Les politiques des banques centrales, l’endettement et la Chine vs… le consommateur américain

Par Jean-Luc Burlone, M. Sc. Ecn. FCSI (1996)

Pour les mois à venir et à moins d’un évènement imprévu et déstabilisant, les facteurs de risque pour les marchés financiers sont connus, bien que leurs impacts soient toujours débattus. Pour l’heure, les inégalités, la crise des réfugiés, le terrorisme, la guerre en Syrie ou celle au Yémen entre les intermédiaires de l’Iran et de l’Arabie Saoudite influencent peu les marchés malgré la tension, le coût et le chaos que ces évènements génèrent.
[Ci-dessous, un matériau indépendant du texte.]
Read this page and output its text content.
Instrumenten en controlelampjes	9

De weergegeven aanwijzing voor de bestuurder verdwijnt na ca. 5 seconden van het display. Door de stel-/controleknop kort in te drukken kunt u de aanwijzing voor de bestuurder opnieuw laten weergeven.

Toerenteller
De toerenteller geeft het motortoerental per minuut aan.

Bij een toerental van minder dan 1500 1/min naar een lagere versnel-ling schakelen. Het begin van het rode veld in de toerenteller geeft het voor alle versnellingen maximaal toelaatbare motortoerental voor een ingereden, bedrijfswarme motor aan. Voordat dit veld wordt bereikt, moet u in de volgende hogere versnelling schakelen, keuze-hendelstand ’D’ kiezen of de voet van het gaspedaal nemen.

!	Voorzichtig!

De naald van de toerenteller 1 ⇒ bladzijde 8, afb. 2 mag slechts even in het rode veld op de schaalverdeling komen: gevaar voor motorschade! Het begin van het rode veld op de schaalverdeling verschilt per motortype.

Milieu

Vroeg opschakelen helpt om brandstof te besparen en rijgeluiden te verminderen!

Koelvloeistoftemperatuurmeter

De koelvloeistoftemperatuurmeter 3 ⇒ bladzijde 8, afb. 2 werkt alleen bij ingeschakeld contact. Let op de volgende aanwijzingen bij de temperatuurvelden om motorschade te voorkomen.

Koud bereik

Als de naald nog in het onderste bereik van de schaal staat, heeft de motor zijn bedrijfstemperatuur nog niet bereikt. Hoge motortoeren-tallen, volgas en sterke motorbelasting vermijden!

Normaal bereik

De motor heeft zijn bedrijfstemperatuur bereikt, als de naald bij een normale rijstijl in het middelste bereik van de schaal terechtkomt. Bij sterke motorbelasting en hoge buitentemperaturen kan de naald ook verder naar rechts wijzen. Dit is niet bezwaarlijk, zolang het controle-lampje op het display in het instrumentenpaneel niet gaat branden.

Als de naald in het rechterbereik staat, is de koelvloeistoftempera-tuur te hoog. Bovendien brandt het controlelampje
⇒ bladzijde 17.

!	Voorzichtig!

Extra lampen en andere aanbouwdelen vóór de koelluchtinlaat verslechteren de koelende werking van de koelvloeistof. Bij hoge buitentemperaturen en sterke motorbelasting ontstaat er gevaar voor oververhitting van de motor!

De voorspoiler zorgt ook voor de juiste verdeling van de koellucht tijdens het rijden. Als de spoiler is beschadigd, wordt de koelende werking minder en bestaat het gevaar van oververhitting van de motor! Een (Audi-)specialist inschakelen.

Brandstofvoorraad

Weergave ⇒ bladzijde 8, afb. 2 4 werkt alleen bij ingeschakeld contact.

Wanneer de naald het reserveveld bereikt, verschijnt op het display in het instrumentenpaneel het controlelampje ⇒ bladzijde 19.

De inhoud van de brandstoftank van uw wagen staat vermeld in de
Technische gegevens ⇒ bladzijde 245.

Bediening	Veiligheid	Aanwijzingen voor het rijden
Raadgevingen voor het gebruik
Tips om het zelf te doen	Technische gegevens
Par contre l’échec des banques centrales à stimuler la croissance, le haut niveau d’endettement mondial et les aléas de l’économie chinoise minent la confiance des investisseurs qui sont, néanmoins, quelque peu rassurés par la résilience du consommateur américain — le dernier bastion de la demande globale.

…l’échec des banques centrales à stimuler la croissance, le haut niveau d’endettement mondial et les aléas de l’économie chinoise minent la confiance des investisseurs…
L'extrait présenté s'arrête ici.